Dois meses de namoro culminaram em oito meses de perseguição. Nem a troca de celular e de emprego fez Fátima (nome fictício), 25 anos, se sentir segura. O ex-namorado insistia em uma reaproximação e a ameaçava. Invadiu seu correio eletrônico e, como se fosse ela, escrevia calúnias para os seus amigos. Também sob a identidade da amada, passou a freqüentar salas de bate-papo na internet com a obsessiva intenção de fornecer seu telefone. “Estranhos me ligavam às duas da madrugada dizendo que haviam acabado de teclar comigo”, lembra ela. A situação só melhorou quando a jovem procurou a polícia e o ex-namorado foi intimado a depor. Dois anos depois, o processo continua em andamento e mantém a moça presente às sessões de psicoterapia. A prática de perseguir alguém com intenção sexual ou simplesmente para tornar sua vida um inferno é chamada stalking. Durante encontro da Comissão de Prevenção ao Crime e Justiça Penal da ONU, realizado dias atrás em Viena (Áustria), juristas do mundo todo debateram o assunto e admitiram a pouca eficácia das estratégias atuais de combate a esse tipo de infração – que, nos Estados Unidos, envolve 1,4 milhão de pessoas.
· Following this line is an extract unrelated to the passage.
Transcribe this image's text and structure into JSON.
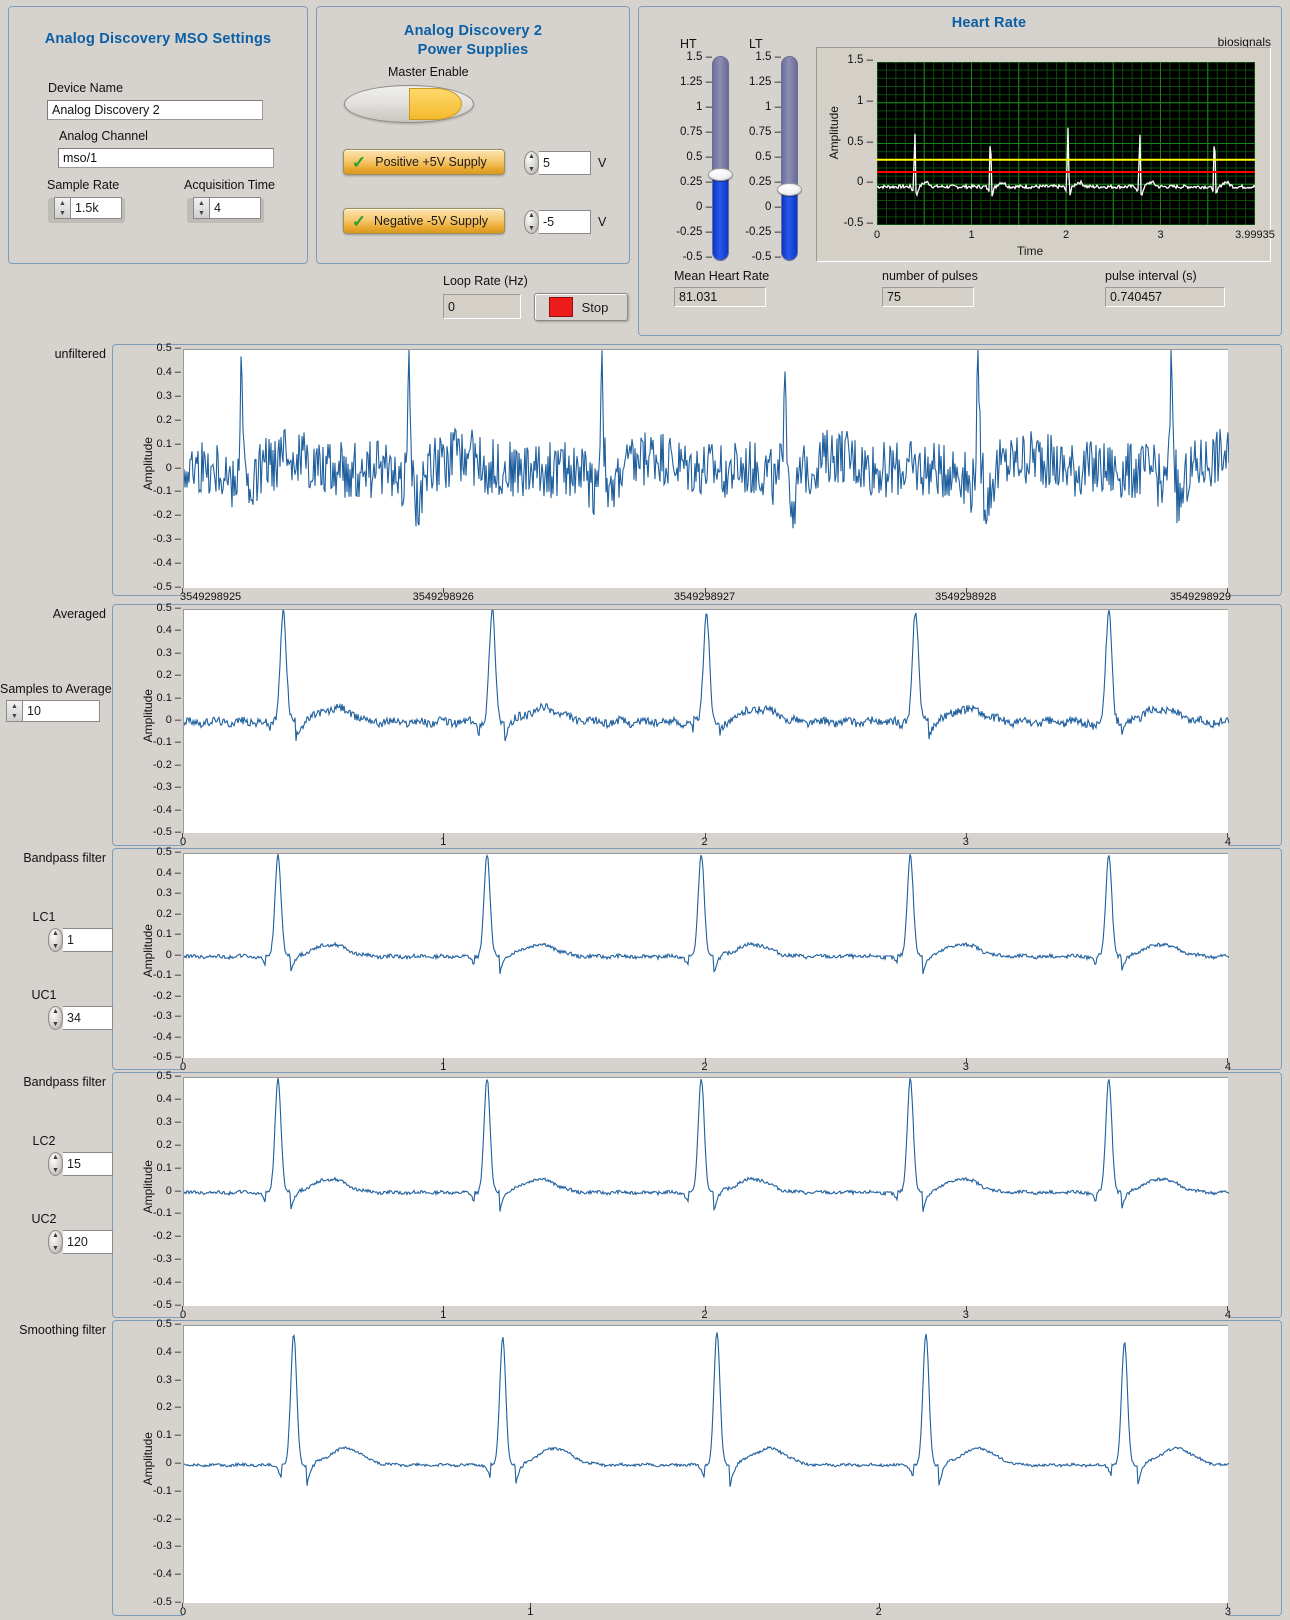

No Brasil, as autoridades atestam que o problema ocorre com freqüência, mas ainda não há estatísticas sobre o assunto.

Segundo o Stalking Resource Center, instituto de pesquisas mantido pelo Centro Nacional para Vítimas de Crime, com sede em Washington D.C., 78% das vítimas são mulheres, metade delas com idades entre 18 e 29 anos. Normalmente, a temporada de caça dura em média um ano e dez meses e, embora nem sempre a identidade do agressor seja conhecida, 62% deles são ex-maridos ou ex-namorados de suas presas. “O stalker persegue sua vítima dia e noite, não apenas pessoalmente, mas também por telefone e e-mail. Para mim, é um delito mais grave do que o assédio sexual”, compara o advogado criminalista Damásio de Jesus, presidente da faculdade de direito que leva seu nome e um dos responsáveis por inaugurar o debate sobre o tema no Brasil. “Mesmo assim, o stalking não é considerado crime no País, apenas contravenção penal, punida com até dois meses de prisão ou multa”, explica o jurista.

A maioria das vítimas não procura a polícia por desconhecimento da lei ou por temer eventuais retaliações. Isso contribui para dar aos stalkers a certeza da impunidade. Bruna (nome fictício), 22 anos, ficou indignada quando um advogado lhe disse que a perseguição sofrida por ela não configurava crime no Brasil e que pouco poderia fazer enquanto não houvesse agressão física. “É absurdo saber que só se tomará alguma providência quando o pior acontecer”, revolta-se ela. O inferno de Bruna começou quando um colega com quem ela nunca havia conversado tentou beijá-la em uma festa. Diante de sua recusa, ele passou a segui-la na faculdade e a mandar e-mails exigindo um encontro. A jovem mudou sua rotina, passou a usar medicação para dormir e só ficou livre da caçada quando um grupo de amigos dela foi conversar com o stalker. Mas o medo permanece.